Yuri Tsivian
Yuri Tsivian is William Colvin Emeritus Professor of Film and Media Studies at the University of Chicago. His research focuses on silent film, early Russian film, the history of film editing and digital humanities. He is also co-founder of two separate research fields in the analysis of film and culture: Carpalistics and Cinemetrics. The former investigates and compares different types of gestures in theater, the visual arts, literature and film. The latter uses digital tools to analyze the art of film editing.

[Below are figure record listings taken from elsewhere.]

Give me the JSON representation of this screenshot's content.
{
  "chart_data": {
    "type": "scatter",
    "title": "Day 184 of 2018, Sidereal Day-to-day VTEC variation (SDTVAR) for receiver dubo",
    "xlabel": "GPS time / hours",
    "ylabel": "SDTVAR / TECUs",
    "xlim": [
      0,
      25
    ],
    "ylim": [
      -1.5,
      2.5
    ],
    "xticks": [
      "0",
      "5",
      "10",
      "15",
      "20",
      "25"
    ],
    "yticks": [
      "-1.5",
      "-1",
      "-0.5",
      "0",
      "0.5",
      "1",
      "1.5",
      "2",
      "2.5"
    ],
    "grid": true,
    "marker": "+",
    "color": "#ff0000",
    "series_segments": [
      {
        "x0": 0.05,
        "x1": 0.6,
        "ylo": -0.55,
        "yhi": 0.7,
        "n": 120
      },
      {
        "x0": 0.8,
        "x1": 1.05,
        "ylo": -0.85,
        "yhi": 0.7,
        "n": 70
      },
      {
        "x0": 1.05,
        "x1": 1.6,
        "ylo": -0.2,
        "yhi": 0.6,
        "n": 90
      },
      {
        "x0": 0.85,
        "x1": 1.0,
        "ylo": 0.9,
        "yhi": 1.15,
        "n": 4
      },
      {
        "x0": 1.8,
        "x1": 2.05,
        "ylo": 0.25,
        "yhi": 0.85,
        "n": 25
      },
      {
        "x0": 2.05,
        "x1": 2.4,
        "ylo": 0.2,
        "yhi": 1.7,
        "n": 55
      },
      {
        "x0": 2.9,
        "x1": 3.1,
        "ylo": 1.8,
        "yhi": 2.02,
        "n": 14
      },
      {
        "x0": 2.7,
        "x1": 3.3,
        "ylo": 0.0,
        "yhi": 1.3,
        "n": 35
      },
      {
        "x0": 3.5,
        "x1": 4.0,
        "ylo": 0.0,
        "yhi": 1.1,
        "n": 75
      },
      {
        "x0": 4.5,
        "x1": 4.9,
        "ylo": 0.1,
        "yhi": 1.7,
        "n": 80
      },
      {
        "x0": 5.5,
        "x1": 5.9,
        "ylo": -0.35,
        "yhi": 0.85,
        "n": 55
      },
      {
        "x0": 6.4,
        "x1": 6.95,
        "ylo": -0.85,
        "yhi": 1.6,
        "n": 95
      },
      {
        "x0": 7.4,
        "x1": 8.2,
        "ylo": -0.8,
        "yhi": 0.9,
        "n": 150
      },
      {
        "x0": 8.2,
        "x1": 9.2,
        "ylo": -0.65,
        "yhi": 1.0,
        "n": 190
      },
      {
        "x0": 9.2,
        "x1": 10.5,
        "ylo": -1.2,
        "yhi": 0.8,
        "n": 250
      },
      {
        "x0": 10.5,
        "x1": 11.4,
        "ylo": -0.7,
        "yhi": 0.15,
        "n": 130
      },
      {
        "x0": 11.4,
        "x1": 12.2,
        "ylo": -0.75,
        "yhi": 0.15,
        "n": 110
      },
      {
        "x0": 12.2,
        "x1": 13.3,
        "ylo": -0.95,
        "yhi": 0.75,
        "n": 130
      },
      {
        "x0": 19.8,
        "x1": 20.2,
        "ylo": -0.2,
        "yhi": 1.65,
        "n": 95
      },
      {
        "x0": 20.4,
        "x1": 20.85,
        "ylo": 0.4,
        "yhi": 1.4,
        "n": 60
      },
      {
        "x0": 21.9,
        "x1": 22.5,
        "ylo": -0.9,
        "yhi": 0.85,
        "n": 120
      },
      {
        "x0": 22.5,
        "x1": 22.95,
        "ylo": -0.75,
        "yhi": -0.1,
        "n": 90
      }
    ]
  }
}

With the help of a statistical database that has grown over fifteen years and contains more than 20,000 films, Yuri Tsivian evaluates changes in average shot length (ASL) from a film historical perspective. This method demonstrates developments in film technology and the film industry as well as historical differences in film spectatorship.
Yuri Tsivian’s publications include Lines of Resistance: Dziga Vertov and the Twenties (2004), Early Cinema in Russia and its Cultural Reception (1994), Silent Witnesses: Russian Films, 1908-1919 (1989), and numerous essays including “Exploring Cutting Structure in Film, with Applications to the Films of D. W. Griffith, Mack Sennett, and Charlie Chaplin” (with Mike Baxter and Daria Khitrova, in: Digital Scholarship in the Humanities, 32/1/2017) and “Charlie Chaplin and His Shadows: On Laws of Fortuity in Art” (Critical Inquiry 40/3/2014).